The eurozone and Britain have each experienced particularly large energy price shocks, exacerbated by Russia’s invasion of Ukraine. As energy prices remain high and the war pushes up global food prices, central bankers in Europe are wary of so-called second-round inflation generated by domestic firms setting higher prices, especially within the services sector, and faster wage growth.

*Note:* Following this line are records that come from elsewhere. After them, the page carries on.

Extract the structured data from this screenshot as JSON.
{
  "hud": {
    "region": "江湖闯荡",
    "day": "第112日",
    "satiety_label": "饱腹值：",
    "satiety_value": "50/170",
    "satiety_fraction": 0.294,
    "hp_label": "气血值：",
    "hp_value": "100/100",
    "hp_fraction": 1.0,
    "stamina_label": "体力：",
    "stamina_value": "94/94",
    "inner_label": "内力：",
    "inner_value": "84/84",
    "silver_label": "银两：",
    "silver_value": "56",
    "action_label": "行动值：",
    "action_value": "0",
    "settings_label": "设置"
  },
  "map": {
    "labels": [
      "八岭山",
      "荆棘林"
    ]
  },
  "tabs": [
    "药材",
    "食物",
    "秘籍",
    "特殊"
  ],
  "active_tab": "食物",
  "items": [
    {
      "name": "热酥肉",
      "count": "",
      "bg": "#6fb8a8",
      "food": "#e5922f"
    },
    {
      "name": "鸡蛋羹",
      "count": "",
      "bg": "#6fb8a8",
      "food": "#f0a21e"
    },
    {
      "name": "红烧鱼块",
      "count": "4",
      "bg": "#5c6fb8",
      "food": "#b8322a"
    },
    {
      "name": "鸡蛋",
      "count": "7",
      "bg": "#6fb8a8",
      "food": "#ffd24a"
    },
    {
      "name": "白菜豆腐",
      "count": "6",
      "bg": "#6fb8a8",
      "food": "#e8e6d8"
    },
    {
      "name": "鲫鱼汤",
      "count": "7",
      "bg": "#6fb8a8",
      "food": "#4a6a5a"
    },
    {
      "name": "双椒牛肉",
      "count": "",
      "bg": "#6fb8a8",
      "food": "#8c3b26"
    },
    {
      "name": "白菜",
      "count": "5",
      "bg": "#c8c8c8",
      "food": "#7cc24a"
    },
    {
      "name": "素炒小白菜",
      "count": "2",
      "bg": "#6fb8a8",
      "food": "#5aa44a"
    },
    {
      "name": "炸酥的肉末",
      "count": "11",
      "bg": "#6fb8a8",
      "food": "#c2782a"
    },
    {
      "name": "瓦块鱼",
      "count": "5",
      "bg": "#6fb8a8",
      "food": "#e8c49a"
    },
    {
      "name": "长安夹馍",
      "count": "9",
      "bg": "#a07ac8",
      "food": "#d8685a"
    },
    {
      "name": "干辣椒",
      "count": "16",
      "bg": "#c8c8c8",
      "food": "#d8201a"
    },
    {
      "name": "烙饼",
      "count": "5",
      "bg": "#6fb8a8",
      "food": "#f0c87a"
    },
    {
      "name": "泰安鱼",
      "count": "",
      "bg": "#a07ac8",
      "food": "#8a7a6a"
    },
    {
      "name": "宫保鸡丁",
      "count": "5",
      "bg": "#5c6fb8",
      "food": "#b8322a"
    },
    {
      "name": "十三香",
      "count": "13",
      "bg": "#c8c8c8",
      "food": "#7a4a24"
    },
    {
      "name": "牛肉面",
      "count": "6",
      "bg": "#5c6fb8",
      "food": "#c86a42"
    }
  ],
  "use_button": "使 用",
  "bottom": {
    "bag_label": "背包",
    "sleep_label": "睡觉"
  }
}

As central bankers all over the world pull back support, the worldwide economy appears to be hurtling toward a marked slowdown. The Bank for International Settlements warned this week in its annual report that there was a risk of “a stagflationary hard landing” if high inflation lingers, central banks choke off growth and financial markets and indebted firms come under stress.

It just isn’t just international bodies which can be concerned.

While the Fed is attempting to cool down the American economy without plunging it right into a recession, Mr. Powell acknowledged on Wednesday that the central bank’s efforts to decelerate consumer and business demand to chill off inflation were “highly more likely to involve some pain.”

The chance of a serious downturn has grown more acute because the war in Ukraine keeps commodity prices elevated, ramping up the possibilities that central bankers could have to stanch growth more drastically to permit constrained supply to catch up and costs to ease.

“It’s gotten harder, the pathways have gotten narrower,” Mr. Powell said of a so-called soft landing. “Nevertheless, that’s our aim.”